Usar magia sem conhecimento é um dos maiores perigos deste mundo. | Reprodução/Crunchyroll
Após conhecer o mago Qifrey (voz original de Natsuki Hanae) na loja de sua mãe, Coco revela que teve o primeiro contato com magia ainda na infância, quando ganhou um “livro de colorir” mágico e uma varinha de um estranho bruxo com o rosto coberto. Ao descobrir como os artefatos funcionam, ela acidentalmente cria um “feitiço” proibido, que a obriga a sair de casa, tornando-se pupila de Qifrey.
Tudo acontece muito rápido, em um ritmo que deixa tanto Coco quanto o público apreensivos.

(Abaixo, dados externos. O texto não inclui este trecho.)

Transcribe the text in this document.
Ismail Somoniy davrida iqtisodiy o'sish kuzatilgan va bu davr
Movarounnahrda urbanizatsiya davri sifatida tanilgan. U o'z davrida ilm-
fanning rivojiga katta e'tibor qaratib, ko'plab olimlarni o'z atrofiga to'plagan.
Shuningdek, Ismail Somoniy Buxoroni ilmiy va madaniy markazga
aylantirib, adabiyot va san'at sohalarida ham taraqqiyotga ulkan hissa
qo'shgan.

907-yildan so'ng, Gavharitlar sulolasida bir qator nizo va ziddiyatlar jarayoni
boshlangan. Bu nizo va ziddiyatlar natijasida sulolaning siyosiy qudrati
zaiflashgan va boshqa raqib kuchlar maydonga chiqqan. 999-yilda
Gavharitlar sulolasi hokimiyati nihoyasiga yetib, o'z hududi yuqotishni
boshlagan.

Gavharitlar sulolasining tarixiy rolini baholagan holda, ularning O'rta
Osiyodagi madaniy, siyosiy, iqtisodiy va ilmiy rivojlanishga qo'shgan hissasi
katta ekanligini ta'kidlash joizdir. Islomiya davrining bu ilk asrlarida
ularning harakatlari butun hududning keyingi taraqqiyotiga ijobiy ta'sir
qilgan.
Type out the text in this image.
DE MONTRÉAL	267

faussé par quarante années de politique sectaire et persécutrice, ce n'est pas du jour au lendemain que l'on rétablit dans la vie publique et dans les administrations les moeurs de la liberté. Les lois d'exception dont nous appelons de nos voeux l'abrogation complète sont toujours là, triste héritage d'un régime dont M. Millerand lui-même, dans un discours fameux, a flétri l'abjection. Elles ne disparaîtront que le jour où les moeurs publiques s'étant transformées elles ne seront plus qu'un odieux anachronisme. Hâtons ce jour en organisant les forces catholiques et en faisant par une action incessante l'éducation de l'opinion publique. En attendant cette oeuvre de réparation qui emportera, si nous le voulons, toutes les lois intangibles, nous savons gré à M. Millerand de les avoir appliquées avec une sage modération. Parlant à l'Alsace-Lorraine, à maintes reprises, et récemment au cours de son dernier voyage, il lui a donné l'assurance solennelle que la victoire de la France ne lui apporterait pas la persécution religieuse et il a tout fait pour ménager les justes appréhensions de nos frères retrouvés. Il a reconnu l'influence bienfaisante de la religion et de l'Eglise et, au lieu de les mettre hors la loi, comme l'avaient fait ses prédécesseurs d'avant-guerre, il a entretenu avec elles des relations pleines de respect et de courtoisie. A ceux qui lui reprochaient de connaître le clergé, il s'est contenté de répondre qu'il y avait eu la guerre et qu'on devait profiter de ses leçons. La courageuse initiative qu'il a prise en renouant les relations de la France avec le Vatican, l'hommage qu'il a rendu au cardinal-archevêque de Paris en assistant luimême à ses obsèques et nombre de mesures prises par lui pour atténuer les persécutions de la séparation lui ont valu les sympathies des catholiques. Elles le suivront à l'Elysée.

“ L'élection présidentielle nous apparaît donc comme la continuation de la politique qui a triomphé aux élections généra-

Em menos de dois episódios, a jovem é retirada do lugar que conheceu durante toda a vida, precisa lidar com o fato de saber um grande segredo sem querer e entrar de cabeça em um mundo repleto de livros e ensinamentos ocultos. Um começo e tanto para um animê que promete conquistar muitos novos fãs e agradar quem já conhece a história.
O mistério que ronda tudo

Qifrey parece um querido, mas confiamos desconfiando. | Reprodução/Crunchyroll
A parte técnica é, sem dúvidas, um dos destaques dos dois primeiros episódios de Witch Hat Atelier. Com direção geral de Ayumu Watanabe (Ace Attorney), produção de Hiroaki Kojima (Komi-san) e Kairi Unabara (Pokémon Evoluções) no desenho de personagens, o animê encanta com um visual geral que remete a um universo fantástico, mas sem abrir mão de um toque bucólico do interior. A casa de Coco, por exemplo, tem todo o ar de um conforto levemente deslocado, que reflete os sentimentos da garota até aquele momento. Já quando a magia entra em cena, inicialmente com a chegada de uma carruagem voadora, a trilha sonora e o movimento de cena mudam, refletindo que existe algo maior naquele universo.
Curiosamente, esse é um sentimento constante logo no começo da história. Desde o mistério envolvendo o bruxo que deu o “livro de magia” para Coco, até momentos curiosos envolvendo Qifrey, há um sentimento constante de que várias coisas estão escondidas naquele mundo, do qual vemos apenas uma parte.
Claro, esse é um dos plots da história, e um primeiro grande mistério já é revelado logo no começo. Mas, ainda assim, tudo parece continuar estranhamente conveniente. O próprio Qifrey é um exemplo disso. Apresentado como um mago prestativo e simpático, ele age de forma diferente quando não está na frente de Coco e, embora seja um professor conhecido e tenha outros alunos sob sua responsabilidade, ele indica estar envolvido em algo maior que se mantém em segredo. A mãe de Coco também parece querer contar um segredo para a filha, mas muda de ideia na última hora.
Esse ar constante de “existe uma grande conspiração” é intercalado com momentos leves, em que Coco está descobrindo o universo ao redor e tornando-se, de fato, uma aluna de magia. Como uma “não-sabe”, ou seja, alguém que não nasceu com o dom de fazer feitiços, ela fica perdida quando chega à escola organizada por Qifrey, e essa parte da história tem momentos engraçados e suaves, inclusive com as colegas de aula.
Como em muitas obras, Coco assume o papel de olhos do público, desbravando, entendendo, errando e caminhando por essa realidade nova e desconhecida, com a qual ela tanto sonhou, mas que parece ter camadas totalmente inesperadas.
E assim seguimos junto com ela, em uma jornada que promete ser encantadora e impactante na mesma medida. Se continuar equilibrando uma narrativa instigante com a qualidade visual mostrada nos dois primeiros episódios, o animê tem tudo para ser um dos destaques da temporada e, por que não, do ano de 2026.
Witch Hat Atelier estreia em 6 de abril na Crunchyroll, com dois episódios.